Aerosolised particles of the virus landed on the grocery bag, and spread to members of the team who touched the bag or ate the packaged crisps and cookies inside it, according to research published in the Journal of Infectious Diseases.

And it can stick around for a long time.

It is widely accepted that it can last for two weeks on hard surfaces, says Professor Ian Goodfellow of the University of Cambridge.

It is not only its ability to travel so far or survive on everyday surfaces that makes it, in viral terms, "the ideal infectious agent", says Dr Aron Hall, from the Centers for Disease Control and Prevention in the US.

'Rapid reproduction'

As few as 18 viral particles can infect a new person, but there are often thousands of particles present in each drop of vomit.

And it is able to reproduce at a rapid speed - thousands of times more quickly than humans.

The fact it makes most of us only mildly or moderately ill is all part of its high-achieving strategy.

If it made people more seriously ill, or even killed them, it would not be able to spread so well.

"From an evolutionary stand point if you kill your host you are not going to have anywhere to live, so keeping your host alive has its advantages," says Dr Hall.

All these factors make it very difficult to stop in its tracks.

That is, apart from the good old fashioned method of washing your hands with soap and water.
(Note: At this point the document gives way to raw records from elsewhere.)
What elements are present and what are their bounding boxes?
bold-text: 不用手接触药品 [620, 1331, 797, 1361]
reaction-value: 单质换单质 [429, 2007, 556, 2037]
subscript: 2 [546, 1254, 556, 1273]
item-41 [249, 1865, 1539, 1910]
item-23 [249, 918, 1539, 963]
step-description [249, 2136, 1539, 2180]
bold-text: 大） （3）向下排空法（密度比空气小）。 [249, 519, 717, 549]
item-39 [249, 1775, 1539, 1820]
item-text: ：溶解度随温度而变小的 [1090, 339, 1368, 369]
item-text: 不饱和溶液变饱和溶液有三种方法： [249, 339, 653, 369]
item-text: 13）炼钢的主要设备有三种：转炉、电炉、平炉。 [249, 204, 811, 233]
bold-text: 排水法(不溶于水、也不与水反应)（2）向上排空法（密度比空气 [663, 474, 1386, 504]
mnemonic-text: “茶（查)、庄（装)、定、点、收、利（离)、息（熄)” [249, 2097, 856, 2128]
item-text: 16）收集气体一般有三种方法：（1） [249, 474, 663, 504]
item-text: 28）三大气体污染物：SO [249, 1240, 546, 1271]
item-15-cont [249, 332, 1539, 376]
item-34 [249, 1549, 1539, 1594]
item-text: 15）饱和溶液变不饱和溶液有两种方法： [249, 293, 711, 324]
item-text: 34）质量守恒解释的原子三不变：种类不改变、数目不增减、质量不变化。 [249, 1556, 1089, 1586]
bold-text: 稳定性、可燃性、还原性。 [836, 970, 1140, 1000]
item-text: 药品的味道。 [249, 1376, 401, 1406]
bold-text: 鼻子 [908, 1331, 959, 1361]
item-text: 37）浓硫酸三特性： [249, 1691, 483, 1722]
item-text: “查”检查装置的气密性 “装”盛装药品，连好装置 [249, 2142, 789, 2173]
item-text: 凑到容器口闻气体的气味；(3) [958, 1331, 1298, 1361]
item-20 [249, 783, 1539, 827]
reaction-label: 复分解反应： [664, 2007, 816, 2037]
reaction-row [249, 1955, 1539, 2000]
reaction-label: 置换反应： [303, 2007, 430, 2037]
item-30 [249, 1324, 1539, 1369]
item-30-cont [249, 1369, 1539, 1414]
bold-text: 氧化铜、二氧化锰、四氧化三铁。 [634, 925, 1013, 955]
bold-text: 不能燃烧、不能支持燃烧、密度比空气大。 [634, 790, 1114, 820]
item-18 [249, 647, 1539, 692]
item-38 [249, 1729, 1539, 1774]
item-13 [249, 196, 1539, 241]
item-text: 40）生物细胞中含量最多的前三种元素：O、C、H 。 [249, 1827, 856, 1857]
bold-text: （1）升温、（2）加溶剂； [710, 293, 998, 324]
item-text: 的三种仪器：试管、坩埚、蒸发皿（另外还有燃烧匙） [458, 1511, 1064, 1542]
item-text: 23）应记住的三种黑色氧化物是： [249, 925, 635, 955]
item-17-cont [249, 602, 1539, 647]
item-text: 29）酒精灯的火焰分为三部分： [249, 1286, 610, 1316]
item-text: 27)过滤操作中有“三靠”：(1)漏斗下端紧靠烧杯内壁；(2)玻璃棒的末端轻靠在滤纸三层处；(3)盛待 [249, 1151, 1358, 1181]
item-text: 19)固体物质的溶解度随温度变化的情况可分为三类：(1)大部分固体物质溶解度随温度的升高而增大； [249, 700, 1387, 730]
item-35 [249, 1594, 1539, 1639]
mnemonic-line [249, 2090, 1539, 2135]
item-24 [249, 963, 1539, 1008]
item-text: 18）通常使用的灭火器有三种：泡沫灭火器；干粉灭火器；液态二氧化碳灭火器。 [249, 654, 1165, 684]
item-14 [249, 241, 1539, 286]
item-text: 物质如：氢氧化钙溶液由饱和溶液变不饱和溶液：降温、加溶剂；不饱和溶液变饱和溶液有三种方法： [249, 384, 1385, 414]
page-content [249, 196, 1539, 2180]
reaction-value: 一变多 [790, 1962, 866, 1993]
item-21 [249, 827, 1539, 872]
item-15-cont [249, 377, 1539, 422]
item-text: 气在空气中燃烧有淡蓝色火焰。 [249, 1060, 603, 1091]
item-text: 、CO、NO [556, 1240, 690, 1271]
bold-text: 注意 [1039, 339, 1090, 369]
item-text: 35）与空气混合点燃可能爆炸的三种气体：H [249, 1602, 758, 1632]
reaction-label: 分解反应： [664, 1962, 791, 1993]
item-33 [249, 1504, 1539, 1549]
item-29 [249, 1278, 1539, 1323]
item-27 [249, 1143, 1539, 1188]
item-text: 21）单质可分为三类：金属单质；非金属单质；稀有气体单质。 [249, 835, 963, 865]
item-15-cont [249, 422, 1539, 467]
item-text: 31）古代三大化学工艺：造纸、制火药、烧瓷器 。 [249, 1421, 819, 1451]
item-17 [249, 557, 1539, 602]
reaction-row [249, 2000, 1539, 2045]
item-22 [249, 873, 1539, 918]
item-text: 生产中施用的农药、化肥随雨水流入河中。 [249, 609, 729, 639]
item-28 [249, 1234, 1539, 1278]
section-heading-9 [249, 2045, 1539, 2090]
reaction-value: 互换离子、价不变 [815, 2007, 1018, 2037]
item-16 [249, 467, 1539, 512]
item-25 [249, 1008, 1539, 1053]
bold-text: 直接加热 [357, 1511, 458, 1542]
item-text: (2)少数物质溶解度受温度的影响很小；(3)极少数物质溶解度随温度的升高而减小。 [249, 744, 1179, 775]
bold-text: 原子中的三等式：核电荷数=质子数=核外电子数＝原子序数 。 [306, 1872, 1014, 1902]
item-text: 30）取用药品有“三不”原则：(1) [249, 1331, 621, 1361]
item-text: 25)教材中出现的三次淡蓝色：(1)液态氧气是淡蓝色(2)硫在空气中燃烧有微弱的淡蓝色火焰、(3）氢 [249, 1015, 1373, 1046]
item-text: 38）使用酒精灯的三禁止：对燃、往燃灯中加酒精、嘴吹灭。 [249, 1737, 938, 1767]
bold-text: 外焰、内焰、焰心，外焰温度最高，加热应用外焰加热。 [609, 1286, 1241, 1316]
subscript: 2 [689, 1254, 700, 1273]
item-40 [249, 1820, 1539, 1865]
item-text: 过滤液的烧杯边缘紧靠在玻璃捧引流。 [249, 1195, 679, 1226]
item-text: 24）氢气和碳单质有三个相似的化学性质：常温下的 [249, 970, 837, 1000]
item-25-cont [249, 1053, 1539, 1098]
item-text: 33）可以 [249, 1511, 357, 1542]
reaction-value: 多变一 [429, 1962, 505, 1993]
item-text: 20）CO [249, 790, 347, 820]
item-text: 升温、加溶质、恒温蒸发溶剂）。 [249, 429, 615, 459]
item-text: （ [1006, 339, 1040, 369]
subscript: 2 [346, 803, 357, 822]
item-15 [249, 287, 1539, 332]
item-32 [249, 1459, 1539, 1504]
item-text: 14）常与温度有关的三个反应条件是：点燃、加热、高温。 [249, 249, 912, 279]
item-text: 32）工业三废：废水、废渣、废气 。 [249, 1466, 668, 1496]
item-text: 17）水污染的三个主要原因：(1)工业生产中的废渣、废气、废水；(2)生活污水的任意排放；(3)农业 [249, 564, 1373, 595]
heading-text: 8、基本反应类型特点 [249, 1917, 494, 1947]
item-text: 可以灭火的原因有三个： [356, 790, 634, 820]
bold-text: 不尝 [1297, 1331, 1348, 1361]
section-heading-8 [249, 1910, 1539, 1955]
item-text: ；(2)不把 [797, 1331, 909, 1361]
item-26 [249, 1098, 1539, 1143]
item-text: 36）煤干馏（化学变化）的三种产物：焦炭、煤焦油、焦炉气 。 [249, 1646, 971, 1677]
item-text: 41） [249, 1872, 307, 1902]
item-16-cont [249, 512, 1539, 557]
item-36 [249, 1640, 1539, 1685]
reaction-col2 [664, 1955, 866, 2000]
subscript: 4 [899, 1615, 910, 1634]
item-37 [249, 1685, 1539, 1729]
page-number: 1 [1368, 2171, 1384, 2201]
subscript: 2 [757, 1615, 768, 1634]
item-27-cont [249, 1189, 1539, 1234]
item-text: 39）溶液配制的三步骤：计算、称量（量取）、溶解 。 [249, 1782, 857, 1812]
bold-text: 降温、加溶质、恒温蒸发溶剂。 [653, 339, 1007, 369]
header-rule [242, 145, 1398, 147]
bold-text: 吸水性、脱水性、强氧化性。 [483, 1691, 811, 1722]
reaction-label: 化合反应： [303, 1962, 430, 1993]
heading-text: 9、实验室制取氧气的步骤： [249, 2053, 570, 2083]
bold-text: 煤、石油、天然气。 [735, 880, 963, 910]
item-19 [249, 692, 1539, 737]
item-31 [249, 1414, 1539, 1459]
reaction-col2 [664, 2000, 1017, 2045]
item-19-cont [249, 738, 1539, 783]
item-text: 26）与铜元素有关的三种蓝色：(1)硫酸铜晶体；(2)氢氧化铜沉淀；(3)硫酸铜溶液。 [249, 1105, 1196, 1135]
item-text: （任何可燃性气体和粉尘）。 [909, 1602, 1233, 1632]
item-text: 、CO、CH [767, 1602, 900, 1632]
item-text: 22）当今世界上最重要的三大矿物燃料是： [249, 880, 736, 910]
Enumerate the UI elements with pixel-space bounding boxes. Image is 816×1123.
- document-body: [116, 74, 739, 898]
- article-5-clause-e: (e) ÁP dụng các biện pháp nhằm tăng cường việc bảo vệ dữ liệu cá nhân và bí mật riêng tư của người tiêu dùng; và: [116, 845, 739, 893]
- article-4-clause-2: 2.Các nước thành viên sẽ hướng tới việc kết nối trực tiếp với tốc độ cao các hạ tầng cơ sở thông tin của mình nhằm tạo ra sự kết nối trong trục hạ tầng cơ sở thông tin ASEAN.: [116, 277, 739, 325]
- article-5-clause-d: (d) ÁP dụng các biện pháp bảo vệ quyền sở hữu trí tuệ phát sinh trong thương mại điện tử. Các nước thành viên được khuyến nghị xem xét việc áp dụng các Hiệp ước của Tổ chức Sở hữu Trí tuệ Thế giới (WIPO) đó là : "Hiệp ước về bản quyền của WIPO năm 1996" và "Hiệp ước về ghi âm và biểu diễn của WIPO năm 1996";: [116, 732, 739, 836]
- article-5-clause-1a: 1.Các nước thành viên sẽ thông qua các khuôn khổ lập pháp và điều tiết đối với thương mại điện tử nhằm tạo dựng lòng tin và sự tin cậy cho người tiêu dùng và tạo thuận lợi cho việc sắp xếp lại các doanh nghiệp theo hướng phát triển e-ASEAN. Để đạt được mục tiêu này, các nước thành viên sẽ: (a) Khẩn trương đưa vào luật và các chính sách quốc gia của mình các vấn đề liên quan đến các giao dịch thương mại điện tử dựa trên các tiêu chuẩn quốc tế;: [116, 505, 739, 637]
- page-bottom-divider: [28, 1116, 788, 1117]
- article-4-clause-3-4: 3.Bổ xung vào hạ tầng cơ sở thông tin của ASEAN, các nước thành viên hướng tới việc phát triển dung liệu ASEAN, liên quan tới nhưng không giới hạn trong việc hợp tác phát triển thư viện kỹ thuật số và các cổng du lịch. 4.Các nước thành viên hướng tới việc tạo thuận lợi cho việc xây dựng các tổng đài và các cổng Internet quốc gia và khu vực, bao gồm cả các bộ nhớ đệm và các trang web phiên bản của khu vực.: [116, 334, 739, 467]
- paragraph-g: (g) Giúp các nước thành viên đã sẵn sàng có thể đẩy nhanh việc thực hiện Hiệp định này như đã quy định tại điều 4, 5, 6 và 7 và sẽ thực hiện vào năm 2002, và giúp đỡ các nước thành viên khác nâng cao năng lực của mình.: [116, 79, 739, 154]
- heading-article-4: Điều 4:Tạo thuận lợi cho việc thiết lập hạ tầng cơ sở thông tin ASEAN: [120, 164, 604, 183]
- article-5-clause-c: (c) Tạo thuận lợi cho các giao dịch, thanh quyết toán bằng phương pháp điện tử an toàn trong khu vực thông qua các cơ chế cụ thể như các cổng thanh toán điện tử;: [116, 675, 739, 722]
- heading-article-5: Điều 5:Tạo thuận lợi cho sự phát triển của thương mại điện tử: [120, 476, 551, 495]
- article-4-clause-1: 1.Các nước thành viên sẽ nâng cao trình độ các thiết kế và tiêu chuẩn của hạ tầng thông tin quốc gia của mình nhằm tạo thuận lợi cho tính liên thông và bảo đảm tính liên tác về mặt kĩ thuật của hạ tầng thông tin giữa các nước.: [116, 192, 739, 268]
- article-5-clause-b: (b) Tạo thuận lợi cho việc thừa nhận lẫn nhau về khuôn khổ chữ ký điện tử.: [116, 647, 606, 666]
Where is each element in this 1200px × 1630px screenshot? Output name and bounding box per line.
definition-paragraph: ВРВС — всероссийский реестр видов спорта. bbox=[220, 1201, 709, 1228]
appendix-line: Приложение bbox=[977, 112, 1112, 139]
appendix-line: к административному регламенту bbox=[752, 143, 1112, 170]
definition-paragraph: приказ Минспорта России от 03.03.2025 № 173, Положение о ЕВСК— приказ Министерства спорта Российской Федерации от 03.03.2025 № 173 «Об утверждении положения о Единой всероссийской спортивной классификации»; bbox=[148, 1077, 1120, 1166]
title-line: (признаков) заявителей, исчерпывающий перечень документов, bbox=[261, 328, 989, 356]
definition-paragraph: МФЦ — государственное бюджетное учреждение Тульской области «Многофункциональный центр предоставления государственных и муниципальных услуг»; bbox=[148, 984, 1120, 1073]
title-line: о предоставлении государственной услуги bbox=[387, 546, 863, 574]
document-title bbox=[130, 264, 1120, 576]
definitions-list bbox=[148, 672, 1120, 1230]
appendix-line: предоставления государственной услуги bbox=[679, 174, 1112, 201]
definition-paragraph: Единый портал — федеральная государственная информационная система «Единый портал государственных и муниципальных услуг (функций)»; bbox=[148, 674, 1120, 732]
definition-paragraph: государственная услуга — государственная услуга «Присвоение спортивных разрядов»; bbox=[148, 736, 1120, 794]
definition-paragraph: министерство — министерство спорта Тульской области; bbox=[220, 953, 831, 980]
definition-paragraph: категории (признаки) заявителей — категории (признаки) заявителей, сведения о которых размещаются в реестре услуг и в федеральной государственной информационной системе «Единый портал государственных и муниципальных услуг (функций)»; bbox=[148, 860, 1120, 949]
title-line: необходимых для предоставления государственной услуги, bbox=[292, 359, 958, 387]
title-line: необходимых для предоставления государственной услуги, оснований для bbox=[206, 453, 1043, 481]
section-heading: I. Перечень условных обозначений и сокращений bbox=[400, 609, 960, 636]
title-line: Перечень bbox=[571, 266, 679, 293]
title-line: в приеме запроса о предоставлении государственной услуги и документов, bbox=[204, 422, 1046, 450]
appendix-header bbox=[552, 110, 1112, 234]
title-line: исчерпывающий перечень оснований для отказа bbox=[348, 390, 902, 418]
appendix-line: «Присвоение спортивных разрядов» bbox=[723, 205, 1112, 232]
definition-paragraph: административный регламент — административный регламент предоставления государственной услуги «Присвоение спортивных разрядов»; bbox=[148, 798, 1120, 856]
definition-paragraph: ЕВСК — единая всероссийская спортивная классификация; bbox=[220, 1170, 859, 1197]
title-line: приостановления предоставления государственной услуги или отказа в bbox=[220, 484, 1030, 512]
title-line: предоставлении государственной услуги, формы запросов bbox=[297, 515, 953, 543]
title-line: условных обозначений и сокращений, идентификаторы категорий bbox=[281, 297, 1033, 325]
According to a study of seven outbreaks at an international scout jamboree, each boy scout who had the infection passed it on to 14 others until enhanced hygiene measures were imposed.

This included separate bathrooms for infected people and strict hand-washing regimes.

The number of infections passed on per person then went down to two - but still not enough to stop it from spreading completely.

The virus also manages to evade many commonly used alcohol gels and some domestic cleaning products.

You are safe with thoroughly cooked food, but it can escape freezing and mild heating.

Scientists have spent many years trying to find a way to stop it from closing hospital wards, leaving offices short-staffed in winter months and causing chaos on cruise ships.

Legend has it that the first of the now many attempts to study the virus involved volunteers who drank the filtered diarrhoea of people who had the infection.

Study designs may have moved on a lot since then, but we are still far from finding a cure.

One of the reasons is that no one has been able to persuade the virus to grow in a lab, says Prof Ian Goodfellow:

"In my lab we are trying to understand how these viruses work, with the overall aim of trying to identify a drug that will prevent infection and control outbreaks when they do occur," he says.

But no one has yet pinned down why it is so elusive. And until a vaccine or cure is found it is likely to continue to put some people off their turkey this Christmas.